相続財産の宅地評価
2026/06/06
宅地は、実際の利用単位となっている1区画の宅地ごとに評価しますが、遺産分割後の画地が、宅地として通常の用途に供することができないなど、その分割が著しく不合理であると認められるときは、その分割前の画地を「1画地の宅地」とします。

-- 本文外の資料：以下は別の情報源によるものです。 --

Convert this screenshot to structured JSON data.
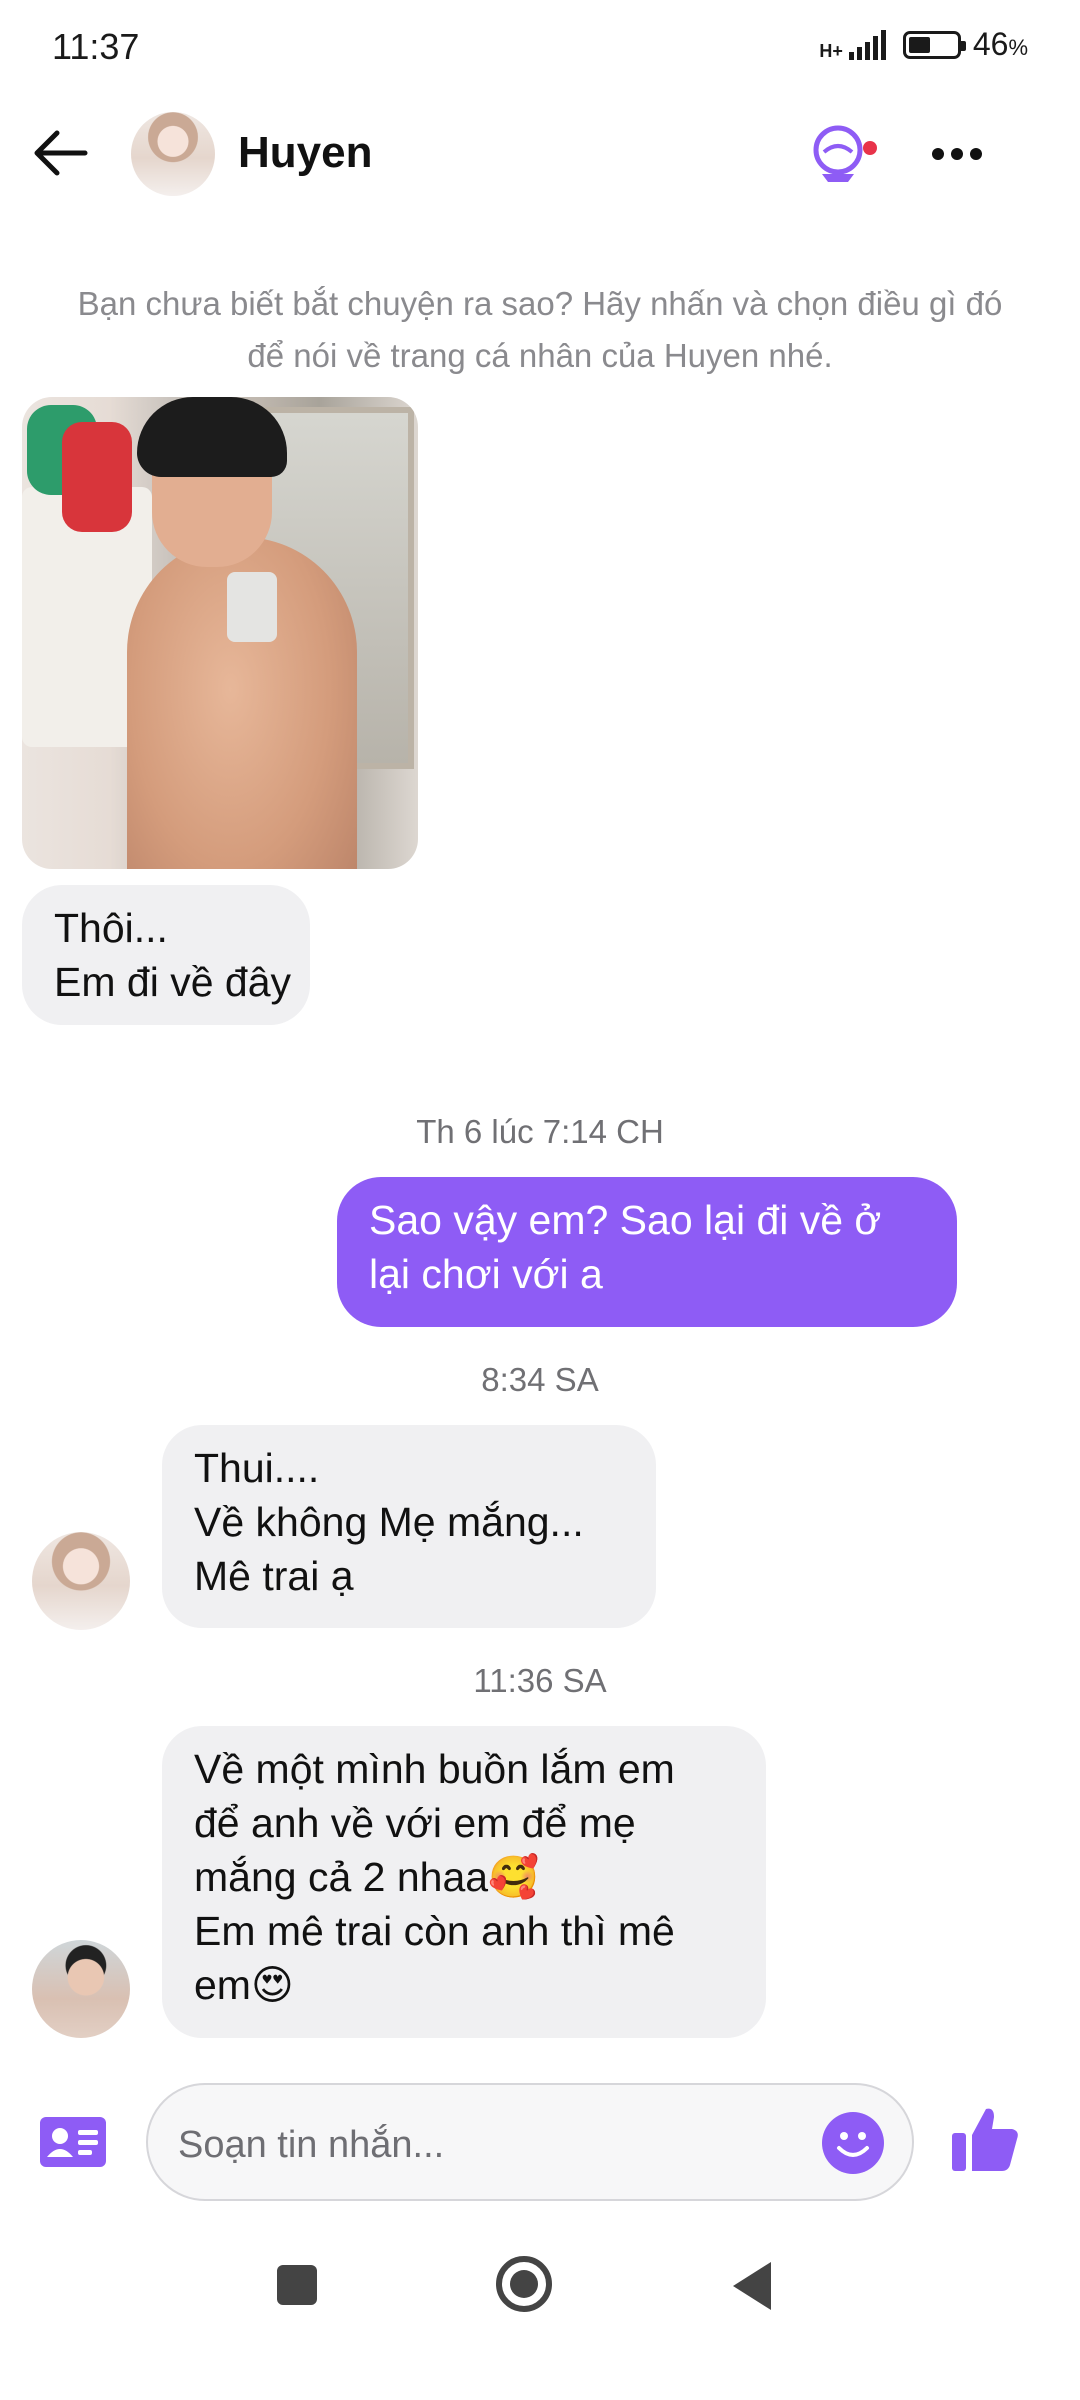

ただし、評価額を少なくする目的で不合理な分割を行った場合には、分割前の画地を「1画地の宅地」として評価します。また、「1画地の宅地」は登記簿上の筆単位ではなく、実際の利用状況に基づいて判断される点にも注意が必要です。
評価方法は、路線価方式と倍率方式によって評価しますが、道路からの奥行が、各路線価地区の標準的な奥行距離に⽐べて短い場合⼜は⻑い場合には、路線価に一定割合を掛けて路線価を減額し、奥行価格補正します。
最終的には、修正後の路線価に地積を掛け、その金額に「不整形地補正率」を掛けて評価額を求めます。
また、幅員4m未満の道路は、建築基準法上、道路幅を確保する必要があり、そのため、行政が指定した「セットバックが必要な道路」は、建替え時には宅地の一部を道路として提供しなければならず、道路幅が狭くセットバックが必要な土地も評価額が減額されます。